We follow the same steps :

  1. Create a NaiveBayesClassifier object. (Here we use the BernoulliNB classifier)
  2. We fit our model on our training sets
  3. We print the Accuracies calculated on the test sets.

In [34]:
t4=time()
print ("NaiveBayes")
nb = BernoulliNB()
clf_nb=nb.fit(X_train,y_train)
print ("Acurracy: ", clf_nb.score(X_test,y_test))
t5=time()
print ("time elapsed: ", t5-t4)


NaiveBayes
Acurracy:  0.878048780488
time elapsed:  0.5022096633911133

Thus the Accuracy is found to be 87% which is quite good for such limited data. However this accuracy might not be a perfect measure of our model efficiency. Hence we use Cross Validation :

Cross-validation for Naive Bayes


In [37]:
tt4=time()
print ("cross result========")
scores = cross_validation.cross_val_score(nb, X,y, cv=3)
print (scores)
print (scores.mean())
tt5=time()
print ("time elapsed: ", tt5-tt4)


cross result========
[ 0.97297297  0.94117647  0.9       ]
0.93804981452
time elapsed:  0.035601139068603516

Thus the overall accuracy using Cross Validation is 93 % which shows our Naive Bayes model is effective in classifying the Animal data.


Summary

In this chapter, we looked at zoo animal clasification task which required us to preprocess that data before we actually train it using the Naive Bayes Classifier. We used a Naive Bayes classifier to perform our classification. This is built upon the Bayes' theorem that uses prior data to update the model, unlike the frequentist method that often starts with the model first. This allows the model to be flexible and and update new data, and incorporate a prior belief.
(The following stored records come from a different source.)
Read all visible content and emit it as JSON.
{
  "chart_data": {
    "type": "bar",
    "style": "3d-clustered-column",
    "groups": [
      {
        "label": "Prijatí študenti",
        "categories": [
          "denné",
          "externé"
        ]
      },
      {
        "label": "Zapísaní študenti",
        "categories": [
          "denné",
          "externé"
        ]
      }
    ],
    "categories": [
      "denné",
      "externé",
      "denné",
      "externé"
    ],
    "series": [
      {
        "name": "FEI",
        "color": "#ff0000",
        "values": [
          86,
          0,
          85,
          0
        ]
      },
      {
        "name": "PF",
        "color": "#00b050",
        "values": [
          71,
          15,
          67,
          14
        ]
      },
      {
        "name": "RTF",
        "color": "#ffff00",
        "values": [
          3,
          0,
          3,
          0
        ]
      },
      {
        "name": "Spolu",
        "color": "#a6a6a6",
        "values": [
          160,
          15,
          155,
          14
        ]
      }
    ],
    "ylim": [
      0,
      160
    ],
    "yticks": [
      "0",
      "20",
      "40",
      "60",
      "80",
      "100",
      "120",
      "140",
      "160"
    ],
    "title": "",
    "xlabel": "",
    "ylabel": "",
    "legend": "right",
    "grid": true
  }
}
In addition, the naive part allows to easily compute the probabilities without dealing with complex correlations between features (we used the animal features like milk, feathers, hair, eggs etc.). You can find that most text-based tasks, Naive Bayes can work pretty well. As another advantage, the Naive Bayes classifier doesn't have any parameters that need to be set (although there are some if you wish to do some tinkering). I suggest you take up any dataset and try to work around these parameters by the implementing the Naives Bayes algorithm. With Scikit-Learn, it should be pretty simple and fun too.